Here’s what I’m doing to be actively engaged in my care, and what I recommend to anyone with a cancer diagnosis: First, I’m going to get my genetic data, including raw sequence data of sufficient depth and quality for my whole healthy cell genome, my whole cancer cell genome, my microbiome, and my cancer “transcriptome” (RNA) from sequencing services providers such as Illumina and Macrogen. And I’ve signed up for a clinical trial with a new blood biopsy company (Natera) to get personalized biomarkers to track my cancer’s progress. Second, I will release my data to several services providers (e.g., Sagely Health) that specialize in treatment recommendations, to get a variety of personalized treatment options.

Who knows what I will find? Hopefully there will be a therapy that is precise, with few toxic side effects, and support my native immune system. Right now, it seems like a personalized vaccine may be the best option. Stay tuned!

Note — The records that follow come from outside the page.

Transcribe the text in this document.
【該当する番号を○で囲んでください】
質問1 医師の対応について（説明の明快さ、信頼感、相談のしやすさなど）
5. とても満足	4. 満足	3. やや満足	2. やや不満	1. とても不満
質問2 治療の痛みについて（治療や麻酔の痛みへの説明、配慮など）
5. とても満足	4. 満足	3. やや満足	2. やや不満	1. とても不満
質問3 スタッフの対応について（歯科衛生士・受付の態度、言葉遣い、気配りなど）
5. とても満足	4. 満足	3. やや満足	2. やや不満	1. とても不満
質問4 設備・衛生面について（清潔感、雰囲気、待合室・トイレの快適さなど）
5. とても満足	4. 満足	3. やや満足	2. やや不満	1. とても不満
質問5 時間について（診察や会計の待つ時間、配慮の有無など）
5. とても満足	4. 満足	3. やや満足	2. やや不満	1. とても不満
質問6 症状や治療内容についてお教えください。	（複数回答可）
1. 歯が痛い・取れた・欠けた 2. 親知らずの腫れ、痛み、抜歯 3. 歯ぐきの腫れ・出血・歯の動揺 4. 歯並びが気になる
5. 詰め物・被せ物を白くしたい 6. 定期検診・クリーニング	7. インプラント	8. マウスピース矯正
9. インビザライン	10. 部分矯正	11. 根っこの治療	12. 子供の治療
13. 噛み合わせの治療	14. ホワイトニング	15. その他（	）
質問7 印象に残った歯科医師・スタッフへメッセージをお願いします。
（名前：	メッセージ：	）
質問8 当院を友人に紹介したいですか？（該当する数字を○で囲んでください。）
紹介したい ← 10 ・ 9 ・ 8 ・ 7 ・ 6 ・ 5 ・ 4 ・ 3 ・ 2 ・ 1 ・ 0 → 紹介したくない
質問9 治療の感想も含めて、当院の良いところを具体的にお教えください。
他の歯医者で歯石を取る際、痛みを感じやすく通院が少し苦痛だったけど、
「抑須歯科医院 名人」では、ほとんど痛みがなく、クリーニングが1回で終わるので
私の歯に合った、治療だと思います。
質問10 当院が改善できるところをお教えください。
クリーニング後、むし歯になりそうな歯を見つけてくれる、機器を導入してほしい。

Disclaimer: In this article I have shared how I am thinking about my treatment, pushing the cutting edge of costly treatment steps that few people will be able to access and navigate. There is no guarantee that the diagnostic data I am going to get — and that I advocate that you get — will make a difference in treatment. And my approach is not intended to take the place of the recommendations of your trusted professional healthcare team; rather I offer it as some things to consider in your deliberations with them.